Projection is based on part granularity and is consistent with data write guarantees in that inserted data is not materialized after it is created. A merge between parts contains a merge between projections. Inconsistent projections between parts will result in a failure of a part merge. Projection data in the PART can be aligned through the Projection Materialization operation.

Projection Materialization: Projection calculation is based on raw data blocks and is prone to memory problems for larger parts of the calculation. INSERT SELECT PIPELINE can be built to simulate the process of new data generation. In the process, multiple temporary small parts will be generated, and the proejction in the small part will carry out multi-segment merge.

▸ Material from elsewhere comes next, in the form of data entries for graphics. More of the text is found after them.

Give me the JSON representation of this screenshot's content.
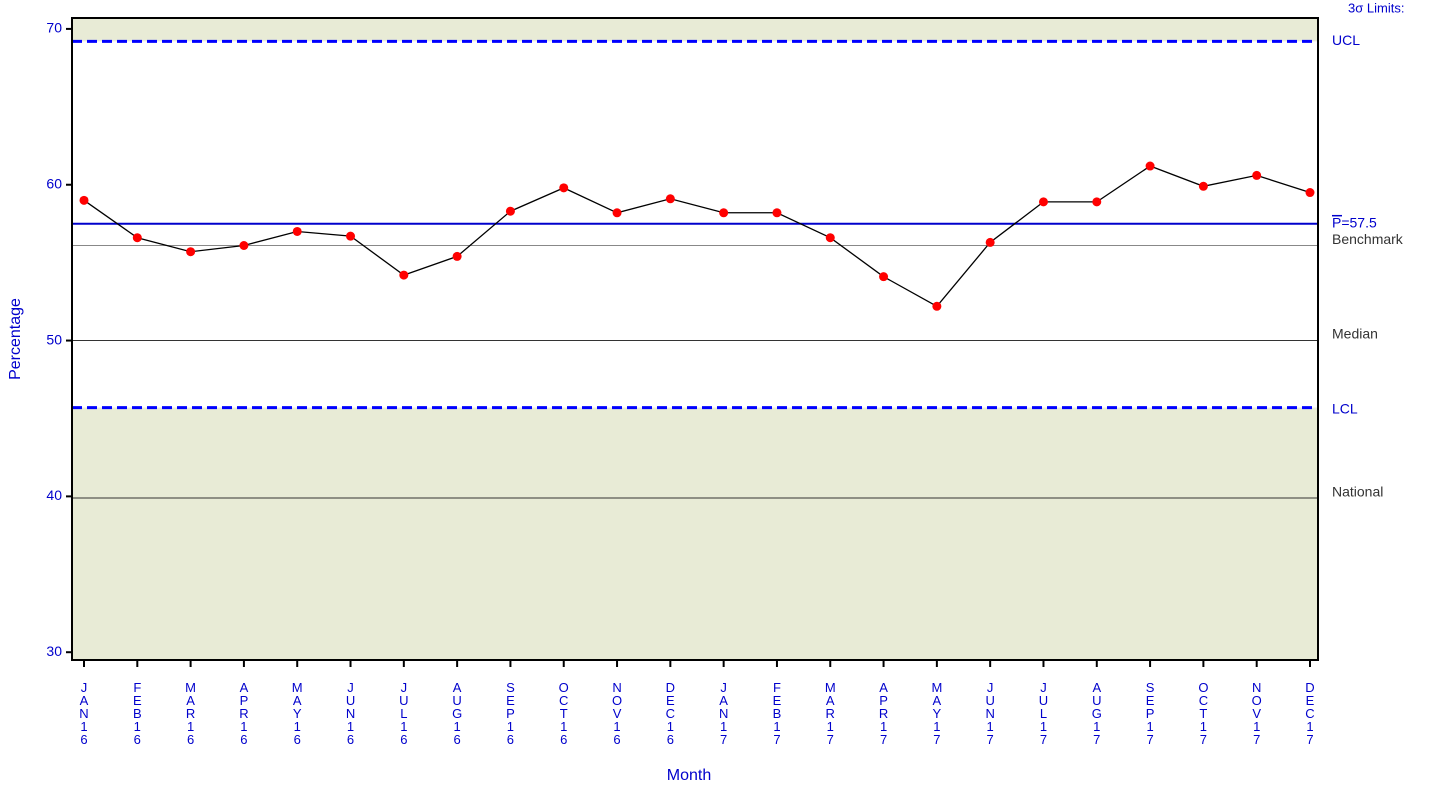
{
  "chart_data": {
    "type": "line",
    "x_label": "Month",
    "y_label": "Percentage",
    "limits_title": "3σ Limits:",
    "categories": [
      "JAN16",
      "FEB16",
      "MAR16",
      "APR16",
      "MAY16",
      "JUN16",
      "JUL16",
      "AUG16",
      "SEP16",
      "OCT16",
      "NOV16",
      "DEC16",
      "JAN17",
      "FEB17",
      "MAR17",
      "APR17",
      "MAY17",
      "JUN17",
      "JUL17",
      "AUG17",
      "SEP17",
      "OCT17",
      "NOV17",
      "DEC17"
    ],
    "series": [
      {
        "name": "Percentage",
        "color": "#000000",
        "marker_color": "#ff0000",
        "values": [
          59.0,
          56.6,
          55.7,
          56.1,
          57.0,
          56.7,
          54.2,
          55.4,
          58.3,
          59.8,
          58.2,
          59.1,
          58.2,
          58.2,
          56.6,
          54.1,
          52.2,
          56.3,
          58.9,
          58.9,
          61.2,
          59.9,
          60.6,
          59.5
        ]
      }
    ],
    "reference_lines": [
      {
        "label": "UCL",
        "value": 69.2,
        "color": "#0000ff",
        "dashed": true,
        "width": 3
      },
      {
        "label": "P=57.5",
        "value": 57.5,
        "color": "#0000cc",
        "dashed": false,
        "width": 2
      },
      {
        "label": "Benchmark",
        "value": 56.1,
        "color": "#888888",
        "dashed": false,
        "width": 1
      },
      {
        "label": "Median",
        "value": 50.0,
        "color": "#333333",
        "dashed": false,
        "width": 1
      },
      {
        "label": "LCL",
        "value": 45.7,
        "color": "#0000ff",
        "dashed": true,
        "width": 3
      },
      {
        "label": "National",
        "value": 39.9,
        "color": "#333333",
        "dashed": false,
        "width": 1
      }
    ],
    "shade_color": "#e8ebd6",
    "ylim": [
      29.5,
      70.7
    ],
    "yticks": [
      30,
      40,
      50,
      60,
      70
    ]
  }
}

  1. Projection cannot be hit due to too many parts

The data query hits the Projector with a condition of 50% or more of the part overriding the Projection. There are some scenarios in which many small parts are generated due to frequent data writing. The increase in the number of parts increases the denominator for calculating coverage, resulting in failure to meet the hit projection condition. However, as the number of merged Parts decreases, subsequent queries may hit Projection.

This article is just a brief introduction to the ClickHouse Proejction features and a basic performance test.

The effect of high base dimension on ClickHouse Projection was also found during performance testing. Later, other articles will give a detailed explanation of the query process and underlying storage of ClickHouse, and analyze the internal reasons for its influence.